ノイ!、ハルモニアという1970年代のジャーマン・プログレッシブ・ロックを代表するバンドを牽引したミヒャエル・ローターによる16年ぶりのスタジオ・アルバムが届きました。「ドリーミング」と題されたアルバムはソロ作品としてはちょうど10枚目となります。

 本作品の制作のきっかけとなったのはコロナ禍でのロックダウンです。コンサートはすべてキャンセルとなり、ローターは所属レーベルであるグリーンランド・レコードとソロ作品のボックス・セットの話を進めると同時に本作品の制作を思いつきました。

 ところで、この作品の音源は1997年にまで遡ります。ローターは、パートナーが不在の間、ハンブルグにある彼女の家に機材をセッティングしてさまざまなサウンドのアイデアを録りためていきました。ある晩友人のトーマス・ベックマンに会うと二人してバーに向かいます。

 自身の音源にボーカルが欲しいと思っていたローターはそこで歌っていたソフィー・ジョイナーの声にほれ込みます。その場でレコーディングのオファーをすると、当初は胡散臭いと警戒していた彼女もノイ!を知っていた友達の勧めでこれを受け入れました。

 そこで録音された音源は、やがて2004年の作品「リメンバー」に結実することになりました。しかし、彼が録りためていたアイデアは75個もありましたし、ジョイナーのボーカルを録音した音源もまだまだ沢山残っておりました。

 やがてそこに立ち返る日が来るだろうという確信していたローターにその時がきました。それがロックダウンです。もう一度、ジョイナーのボーカル音源を聴き直したローターは「その声にもう一度惚れてしまったんだ」と語っています。

 前作の制作時にはあまりギターに興味を持てなかったそうですが、今回は新たにギターを録音したりして、すでに録音されていた音源に人間の即興的な要素や不正確なタッチを追加していきます。そうして出来上がったのが本作品ということになります。

 ジャケットにはローター家の家族写真が使われています。この子どもがミヒャエルでしょう。場所はパキスタンでしょうか。ローター家はミヒャエルの幼少時にパキスタンでしばらく生活していました。パキスタン音楽の影響は本作の「ラヴリー・メス」などに現れています。

 本作品ではベックマンによるエレクトロビートが追加されているのみで、すべてはジョイナーのボーカルとローターによるギターやエレクトロニクスによるサウンドとなっています。とても穏やかでありながら、時世を反映して不穏なムードも合わせもつサウンドは素晴らしいです。

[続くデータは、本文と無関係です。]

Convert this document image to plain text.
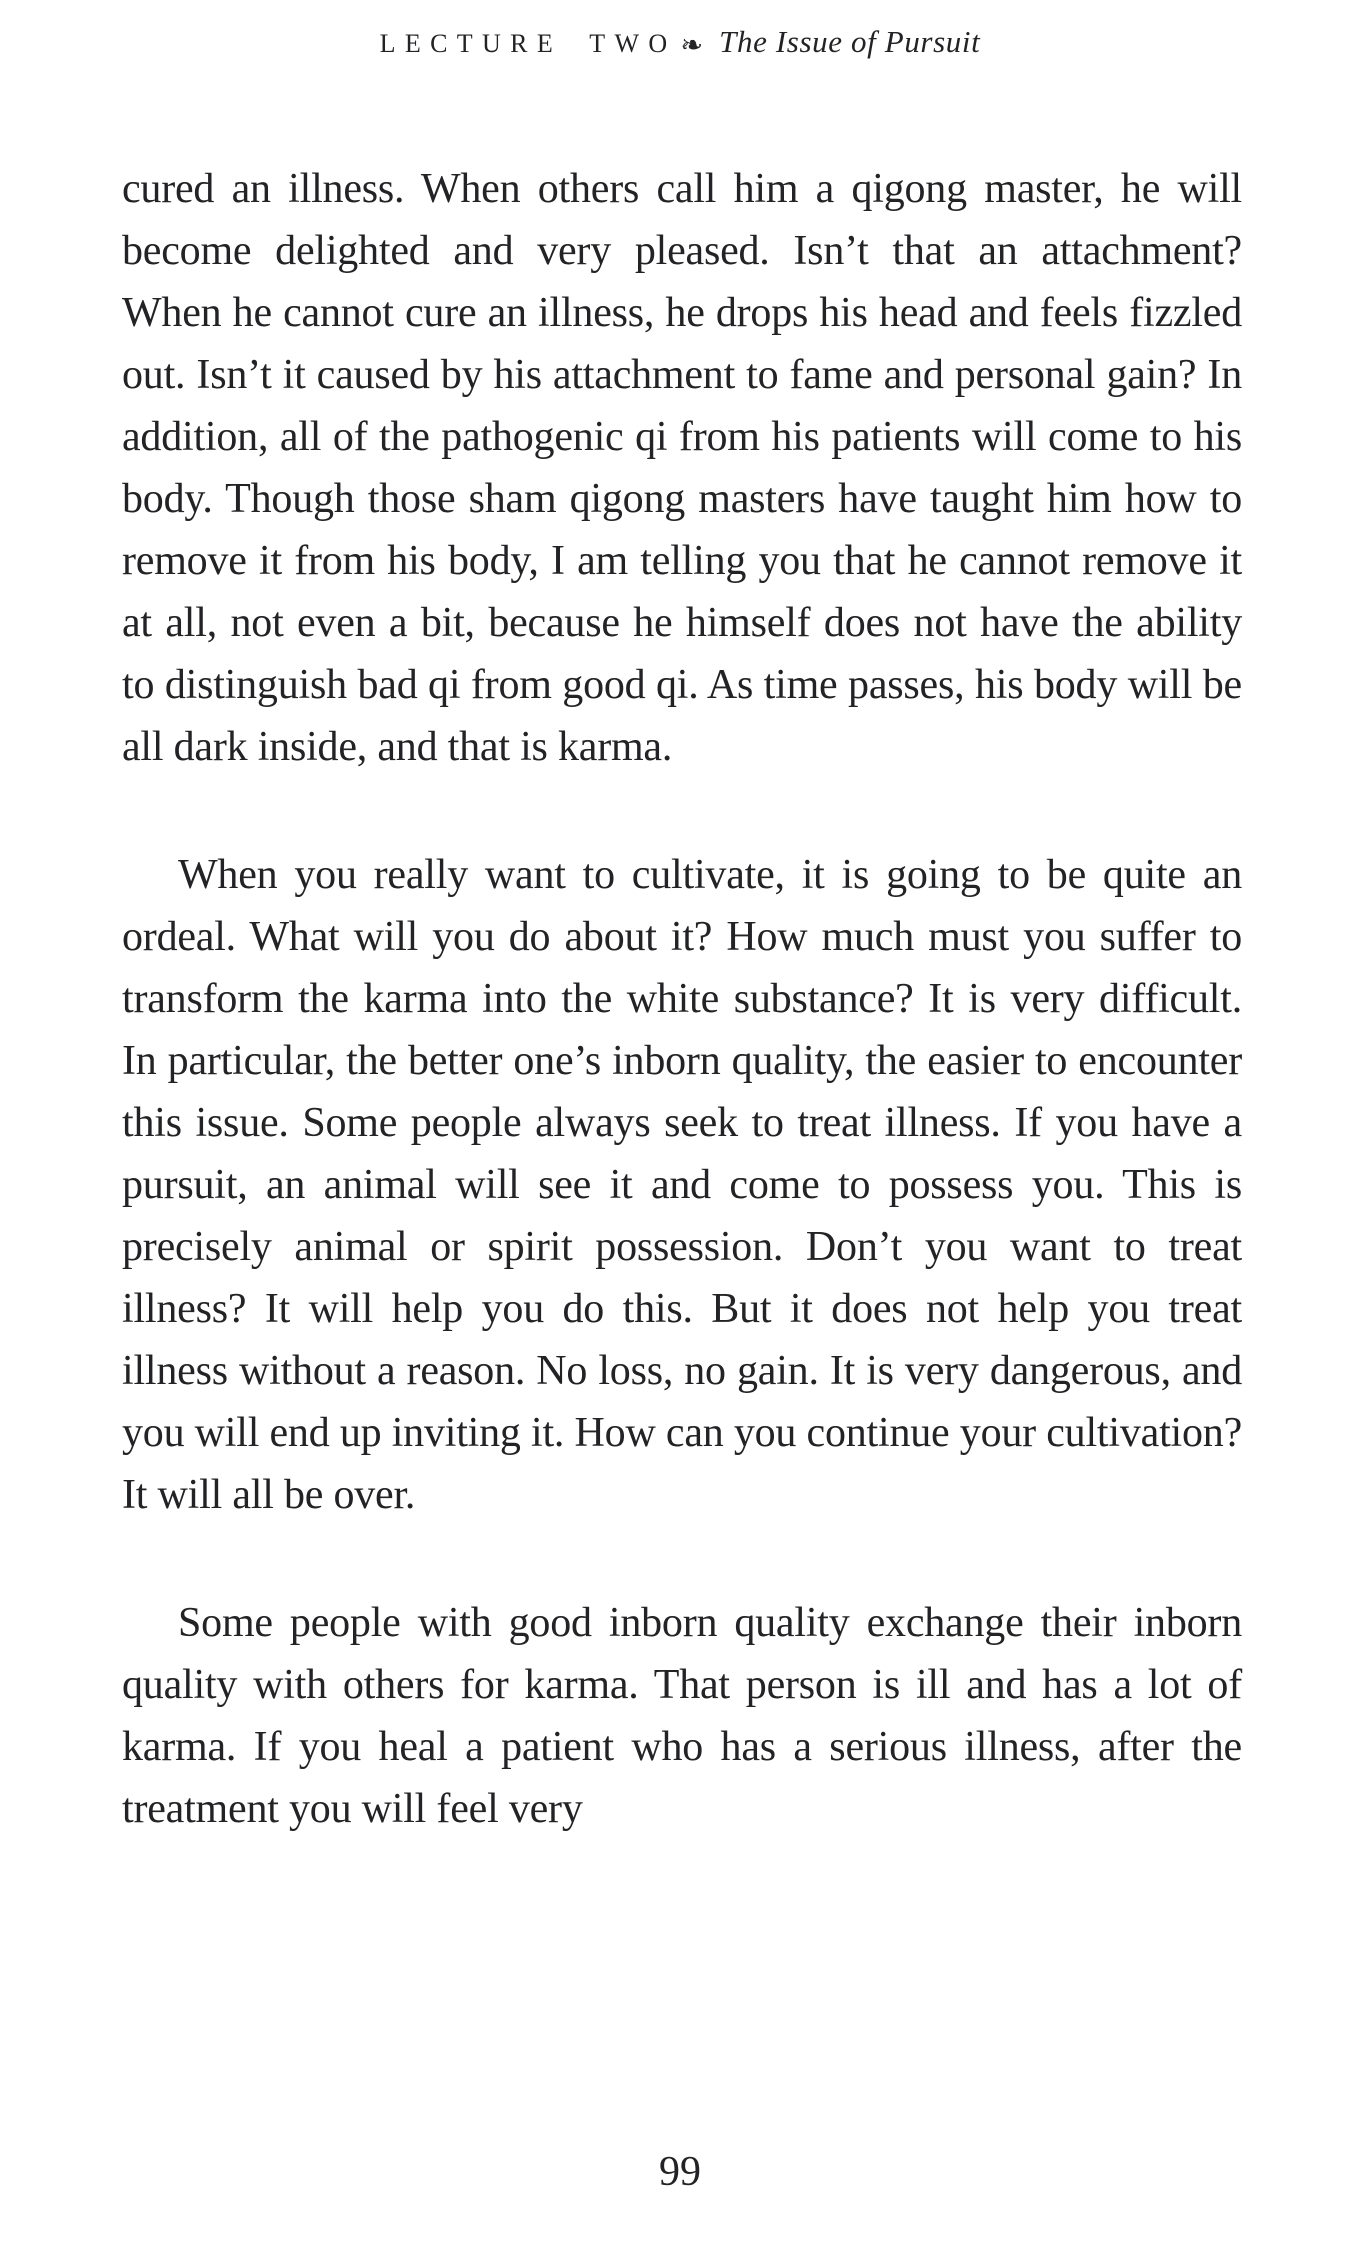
LECTURE TWO ❧ The Issue of Pursuit

cured an illness. When others call him a qigong master, he will become delighted and very pleased. Isn’t that an attachment? When he cannot cure an illness, he drops his head and feels fizzled out. Isn’t it caused by his attachment to fame and personal gain? In addition, all of the pathogenic qi from his patients will come to his body. Though those sham qigong masters have taught him how to remove it from his body, I am telling you that he cannot remove it at all, not even a bit, because he himself does not have the ability to distinguish bad qi from good qi. As time passes, his body will be all dark inside, and that is karma.

When you really want to cultivate, it is going to be quite an ordeal. What will you do about it? How much must you suffer to transform the karma into the white substance? It is very difficult. In particular, the better one’s inborn quality, the easier to encounter this issue. Some people always seek to treat illness. If you have a pursuit, an animal will see it and come to possess you. This is precisely animal or spirit possession. Don’t you want to treat illness? It will help you do this. But it does not help you treat illness without a reason. No loss, no gain. It is very dangerous, and you will end up inviting it. How can you continue your cultivation? It will all be over.

Some people with good inborn quality exchange their inborn quality with others for karma. That person is ill and has a lot of karma. If you heal a patient who has a serious illness, after the treatment you will feel very

99
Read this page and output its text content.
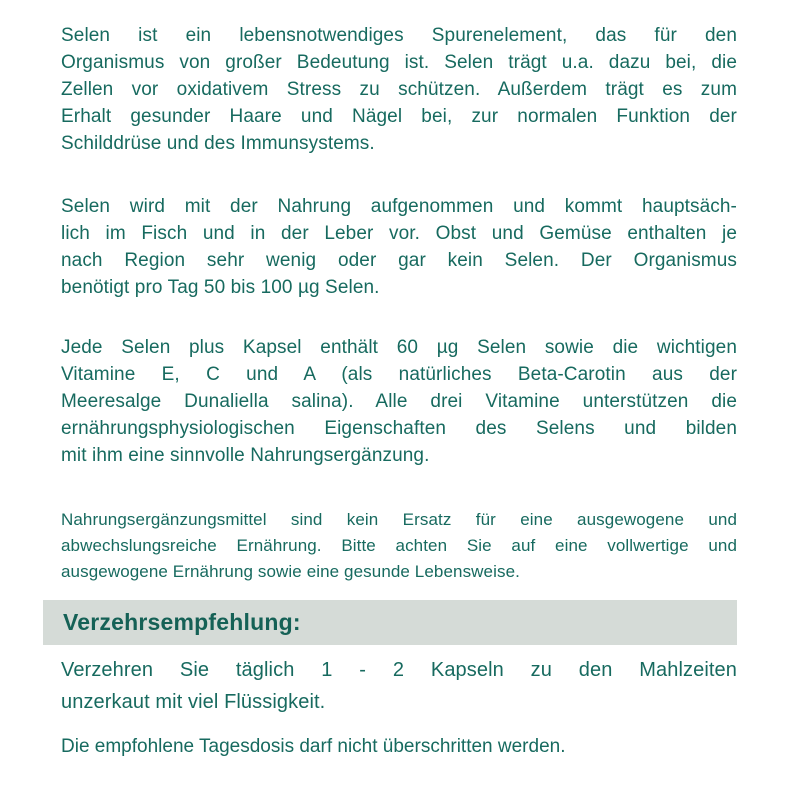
Selen ist ein lebensnotwendiges Spurenelement, das für den
Organismus von großer Bedeutung ist. Selen trägt u.a. dazu bei, die
Zellen vor oxidativem Stress zu schützen. Außerdem trägt es zum
Erhalt gesunder Haare und Nägel bei, zur normalen Funktion der
Schilddrüse und des Immunsystems.
Selen wird mit der Nahrung aufgenommen und kommt hauptsäch-
lich im Fisch und in der Leber vor. Obst und Gemüse enthalten je
nach Region sehr wenig oder gar kein Selen. Der Organismus
benötigt pro Tag 50 bis 100 µg Selen.
Jede Selen plus Kapsel enthält 60 µg Selen sowie die wichtigen
Vitamine E, C und A (als natürliches Beta-Carotin aus der
Meeresalge Dunaliella salina). Alle drei Vitamine unterstützen die
ernährungsphysiologischen Eigenschaften des Selens und bilden
mit ihm eine sinnvolle Nahrungsergänzung.
Nahrungsergänzungsmittel sind kein Ersatz für eine ausgewogene und
abwechslungsreiche Ernährung. Bitte achten Sie auf eine vollwertige und
ausgewogene Ernährung sowie eine gesunde Lebensweise.
Verzehrsempfehlung:
Verzehren Sie täglich 1 - 2 Kapseln zu den Mahlzeiten
unzerkaut mit viel Flüssigkeit.
Die empfohlene Tagesdosis darf nicht überschritten werden.
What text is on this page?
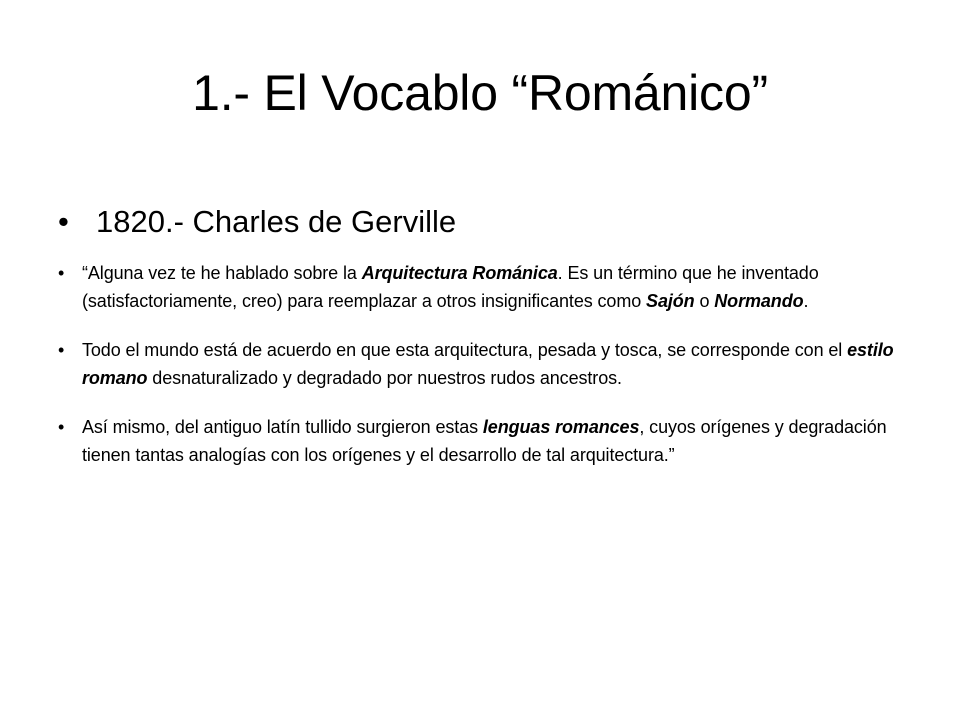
1.- El Vocablo “Románico”
• 1820.- Charles de Gerville
• “Alguna vez te he hablado sobre la Arquitectura Románica. Es un término que he inventado (satisfactoriamente, creo) para reemplazar a otros insignificantes como Sajón o Normando.
• Todo el mundo está de acuerdo en que esta arquitectura, pesada y tosca, se corresponde con el estilo romano desnaturalizado y degradado por nuestros rudos ancestros.
• Así mismo, del antiguo latín tullido surgieron estas lenguas romances, cuyos orígenes y degradación tienen tantas analogías con los orígenes y el desarrollo de tal arquitectura.”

 全9曲中7曲で聴かれるジョイナーのボーカルは、まるで押しつけがましくなく、歌うような語るようなごく自然な調子が心の襞に沁み込んできます。昔のローター作品に戻ったかのようなギターの音色ともよく合っており、ソフトでデリケートなアルバムの背骨となっています。

 ジャケット写真のノスタルジーもコロナ禍でのロックダウンによってもたらされた突然の孤立を増幅するように思います。このアルバムはまさにそうした状況で生まれるべくして生まれた作品です。美しく儚いサウンドが失ったものを弔い、明日への癒しとなることでしょう。